Da un po’ di anni si parla di cyberbullismo, il più delle volte come se fosse un fenomeno a sé stante,indipendente dal bullismo e addirittura come “un pericolo che viene dalla rete” (testuale da un articolo giornalistico). Il bullismo (l’ostracismo) ha residenza elettiva nella scuola e, secondariamente, in altri momenti aggregativi dei pari: ha radice nella relazione reale e semmai rinforzo attraverso il web che per le sue note caratteristiche velocizza le dinamiche e amplifica la platea.


[1] Sul dibattito scaturito dalla circolare si può ad esempio leggere l’articolo pubblicato sul quotidiano locale La Voce Apuanadel 24 aprile.

[2] Cfr. https://innovazione.indire.it/avanguardieeducative/debate  

[3] L’opposto della “scuola del merito” non è ovviamente la “scuola del demerito”, ma appunto la scuola dell’inclusione che non è altro da una scuola autenticamente democratica. Le pagine di don Milani della Lettera a una Professoressa sono ancora, drammaticamente, attuali.

[4] Non è qui possibile dettagliare il progetto completo che è comunque possibile visionare ed eventualmente scaricare dall’archivio del mio blog: < qui >.

[5] Si possono ricordare la variante musicale di School of Rock (2003) e quelle al femminile: Mona Lisa Smile (2003), Freedom Writers (2007) e Una volta nella vita (2014).

[6] Consultabili e scaricabili dal mio blog Fractaliaspei: Scheda di Osservazione della comunicazione verbale e dell’interazione didattica < qui > e Scheda di Osservazione della comunicazione non verbale < qui >.

[7] Per un’analisi più articolata di questa tematica e l’esemplificazione di alcune pratiche didattiche volte a mettere al centro il gruppo classe e le sue dinamiche rimando ad un contributo collettivo pubblicato nel 2007 dai docenti dell’allora Indirizzo di Scienze Umane e sociali del Cobianchi nel volume Nuovi saperi per la scuola edito da Marsilio e scaricabile < qui >.
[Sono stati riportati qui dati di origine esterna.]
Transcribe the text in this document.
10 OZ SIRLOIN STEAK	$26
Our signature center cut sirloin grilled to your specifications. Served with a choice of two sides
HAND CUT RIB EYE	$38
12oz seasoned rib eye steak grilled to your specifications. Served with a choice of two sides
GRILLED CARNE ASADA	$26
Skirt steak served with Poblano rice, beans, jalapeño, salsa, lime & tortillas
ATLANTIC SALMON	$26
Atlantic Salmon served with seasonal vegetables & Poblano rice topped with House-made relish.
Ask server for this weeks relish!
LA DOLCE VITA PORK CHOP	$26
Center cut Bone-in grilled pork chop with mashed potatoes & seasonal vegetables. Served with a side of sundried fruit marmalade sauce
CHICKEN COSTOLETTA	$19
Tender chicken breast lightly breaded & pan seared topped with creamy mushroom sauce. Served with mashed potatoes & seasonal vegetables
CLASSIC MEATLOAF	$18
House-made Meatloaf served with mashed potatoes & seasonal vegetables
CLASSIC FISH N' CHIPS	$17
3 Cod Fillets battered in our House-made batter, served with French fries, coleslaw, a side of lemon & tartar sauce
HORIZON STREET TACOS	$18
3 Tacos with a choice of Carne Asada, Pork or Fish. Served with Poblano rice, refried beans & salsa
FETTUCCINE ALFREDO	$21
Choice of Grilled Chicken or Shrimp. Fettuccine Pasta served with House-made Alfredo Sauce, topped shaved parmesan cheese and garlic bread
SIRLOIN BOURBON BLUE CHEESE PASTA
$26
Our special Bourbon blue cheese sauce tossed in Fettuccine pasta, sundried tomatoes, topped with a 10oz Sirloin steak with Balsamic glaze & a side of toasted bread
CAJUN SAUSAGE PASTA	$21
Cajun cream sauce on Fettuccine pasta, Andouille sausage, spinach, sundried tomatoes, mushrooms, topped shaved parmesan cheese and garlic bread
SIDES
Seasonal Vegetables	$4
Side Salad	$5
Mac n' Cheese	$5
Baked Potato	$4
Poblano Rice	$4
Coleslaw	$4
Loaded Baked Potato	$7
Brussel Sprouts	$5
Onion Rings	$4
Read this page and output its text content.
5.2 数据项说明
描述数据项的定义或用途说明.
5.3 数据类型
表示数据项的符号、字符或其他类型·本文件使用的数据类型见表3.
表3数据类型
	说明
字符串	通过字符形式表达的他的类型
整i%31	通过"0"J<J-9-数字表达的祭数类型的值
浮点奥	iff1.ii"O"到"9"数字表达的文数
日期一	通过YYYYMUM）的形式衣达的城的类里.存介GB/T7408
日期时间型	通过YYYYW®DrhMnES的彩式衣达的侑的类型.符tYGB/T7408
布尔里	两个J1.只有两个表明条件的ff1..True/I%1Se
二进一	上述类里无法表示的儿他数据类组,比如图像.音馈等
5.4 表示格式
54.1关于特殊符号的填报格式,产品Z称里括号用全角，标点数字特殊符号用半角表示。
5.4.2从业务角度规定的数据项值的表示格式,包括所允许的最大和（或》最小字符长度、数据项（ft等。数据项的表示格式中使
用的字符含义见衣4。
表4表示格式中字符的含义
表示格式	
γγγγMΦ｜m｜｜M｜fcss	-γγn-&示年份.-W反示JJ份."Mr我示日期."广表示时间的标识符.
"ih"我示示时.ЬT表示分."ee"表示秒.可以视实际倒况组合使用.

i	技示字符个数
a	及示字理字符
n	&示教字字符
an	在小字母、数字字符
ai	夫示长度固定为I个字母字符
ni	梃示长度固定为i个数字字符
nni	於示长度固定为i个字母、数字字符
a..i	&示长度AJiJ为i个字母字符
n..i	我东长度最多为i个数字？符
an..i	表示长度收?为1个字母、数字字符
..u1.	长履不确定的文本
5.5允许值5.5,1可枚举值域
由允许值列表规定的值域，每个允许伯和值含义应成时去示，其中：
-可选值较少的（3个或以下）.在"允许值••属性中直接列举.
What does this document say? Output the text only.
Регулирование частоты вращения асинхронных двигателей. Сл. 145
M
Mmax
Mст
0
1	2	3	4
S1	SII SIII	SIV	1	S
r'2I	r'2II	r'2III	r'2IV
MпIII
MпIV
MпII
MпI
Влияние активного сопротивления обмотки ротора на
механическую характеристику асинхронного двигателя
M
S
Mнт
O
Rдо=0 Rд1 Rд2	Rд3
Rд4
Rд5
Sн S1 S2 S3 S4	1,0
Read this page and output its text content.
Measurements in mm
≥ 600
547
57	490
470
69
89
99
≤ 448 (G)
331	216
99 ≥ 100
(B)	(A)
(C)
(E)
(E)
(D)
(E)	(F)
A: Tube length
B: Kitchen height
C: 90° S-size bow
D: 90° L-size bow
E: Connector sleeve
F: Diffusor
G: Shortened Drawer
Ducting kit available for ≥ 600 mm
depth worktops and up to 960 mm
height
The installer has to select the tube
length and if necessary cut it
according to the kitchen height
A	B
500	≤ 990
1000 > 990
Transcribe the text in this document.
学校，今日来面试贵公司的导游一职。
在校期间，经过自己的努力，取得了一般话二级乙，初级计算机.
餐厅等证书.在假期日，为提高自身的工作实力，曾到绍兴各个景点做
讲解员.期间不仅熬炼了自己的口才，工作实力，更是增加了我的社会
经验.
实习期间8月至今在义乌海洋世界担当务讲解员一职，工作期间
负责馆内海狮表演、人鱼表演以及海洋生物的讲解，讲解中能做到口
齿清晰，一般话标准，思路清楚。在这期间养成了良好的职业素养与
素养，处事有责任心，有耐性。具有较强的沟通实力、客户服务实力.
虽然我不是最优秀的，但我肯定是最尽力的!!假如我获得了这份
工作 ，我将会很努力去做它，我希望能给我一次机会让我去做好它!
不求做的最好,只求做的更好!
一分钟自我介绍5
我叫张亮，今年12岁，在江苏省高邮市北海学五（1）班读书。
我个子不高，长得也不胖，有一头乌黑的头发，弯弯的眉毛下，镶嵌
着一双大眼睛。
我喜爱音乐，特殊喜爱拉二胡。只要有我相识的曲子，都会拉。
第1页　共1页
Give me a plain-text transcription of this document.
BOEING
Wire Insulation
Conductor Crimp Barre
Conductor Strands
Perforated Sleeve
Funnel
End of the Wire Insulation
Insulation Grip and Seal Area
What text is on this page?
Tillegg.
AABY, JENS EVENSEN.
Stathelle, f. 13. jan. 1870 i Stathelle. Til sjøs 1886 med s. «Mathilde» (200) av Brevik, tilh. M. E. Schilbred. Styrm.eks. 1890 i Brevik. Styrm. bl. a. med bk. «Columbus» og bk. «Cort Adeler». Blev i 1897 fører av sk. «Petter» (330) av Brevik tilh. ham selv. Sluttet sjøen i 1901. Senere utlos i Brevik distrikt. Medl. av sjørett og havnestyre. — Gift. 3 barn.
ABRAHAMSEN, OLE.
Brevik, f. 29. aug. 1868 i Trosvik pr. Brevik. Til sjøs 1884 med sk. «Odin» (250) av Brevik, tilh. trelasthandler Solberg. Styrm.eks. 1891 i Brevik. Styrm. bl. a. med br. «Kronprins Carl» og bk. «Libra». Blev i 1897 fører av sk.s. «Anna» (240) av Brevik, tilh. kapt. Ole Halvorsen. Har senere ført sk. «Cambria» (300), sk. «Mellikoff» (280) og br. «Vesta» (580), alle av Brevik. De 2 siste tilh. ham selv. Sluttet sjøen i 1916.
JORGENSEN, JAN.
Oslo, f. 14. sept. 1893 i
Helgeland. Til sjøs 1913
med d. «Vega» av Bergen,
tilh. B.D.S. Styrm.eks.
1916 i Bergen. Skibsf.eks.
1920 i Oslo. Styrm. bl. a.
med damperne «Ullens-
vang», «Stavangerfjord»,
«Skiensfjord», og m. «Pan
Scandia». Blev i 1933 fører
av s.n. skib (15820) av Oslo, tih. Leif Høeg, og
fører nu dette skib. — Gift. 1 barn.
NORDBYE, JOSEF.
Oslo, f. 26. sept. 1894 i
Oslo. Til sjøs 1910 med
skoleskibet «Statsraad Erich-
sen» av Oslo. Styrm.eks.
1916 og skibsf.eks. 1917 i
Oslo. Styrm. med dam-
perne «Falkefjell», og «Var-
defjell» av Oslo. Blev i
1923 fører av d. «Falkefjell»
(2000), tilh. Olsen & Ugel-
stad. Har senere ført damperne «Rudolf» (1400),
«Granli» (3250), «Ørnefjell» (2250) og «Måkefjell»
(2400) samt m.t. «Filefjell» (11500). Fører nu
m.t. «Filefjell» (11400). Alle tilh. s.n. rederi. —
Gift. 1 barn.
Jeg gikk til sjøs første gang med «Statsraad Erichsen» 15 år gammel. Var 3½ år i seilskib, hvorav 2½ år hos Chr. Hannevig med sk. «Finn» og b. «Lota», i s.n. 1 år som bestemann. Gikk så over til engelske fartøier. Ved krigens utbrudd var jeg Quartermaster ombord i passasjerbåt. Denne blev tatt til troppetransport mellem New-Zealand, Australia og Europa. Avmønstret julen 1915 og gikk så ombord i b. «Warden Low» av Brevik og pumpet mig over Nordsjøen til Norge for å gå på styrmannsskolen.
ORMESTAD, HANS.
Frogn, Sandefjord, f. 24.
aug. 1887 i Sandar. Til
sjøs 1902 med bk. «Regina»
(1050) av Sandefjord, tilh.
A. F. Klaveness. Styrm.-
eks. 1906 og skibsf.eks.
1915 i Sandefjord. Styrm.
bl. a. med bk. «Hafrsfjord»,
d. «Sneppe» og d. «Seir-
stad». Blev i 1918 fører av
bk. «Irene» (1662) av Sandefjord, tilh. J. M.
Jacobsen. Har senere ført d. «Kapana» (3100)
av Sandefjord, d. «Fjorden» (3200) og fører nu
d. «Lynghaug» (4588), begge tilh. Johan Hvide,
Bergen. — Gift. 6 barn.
[8] Un percorso con queste caratteristiche è documentato sulle rivista delle Scuole sperimentali: Competitività, cooperazione, creatività e filosofie ellenistiche in Sensate Esperienze. Rivista trimestrale della scuola secondaria, ottobre 1994. In forma più completa l’esperienza è documentata sul mio blog.

[9] Anche su questa tematica rinvio a contributi sul mio blog: Il bullismo dalla fotografia al video e Bullismo (e Cyberbullismo). Letti con categorie dinamiche.

[10] La cronaca ci riporta periodicamente alcuni di questi episodi drammatici; ne ricordo due di larga risonanza, apparentemente opposti ma nelle dinamiche sottostanti molto simili: il suicidio dieci anni fa della quattordicenne Carolina Picchio e la recente strage attuata dal tredicenne Kosta in una scuola di Belgrado. Due sofferenze da parte di studenti scolasticamente irreprensibili, portate all’estremo dal gruppo dei pari e ignorate dal mondo adulto. Le parole fanno più male delle botte ha scritto Carolina; del tredicenne serbo le prime testimonianze dicono che era un nerd, considerato sfigato da compagni e compagne ed emarginato, in particolare nelle attività esterne alla scuola (parco giochi, gite ecc.).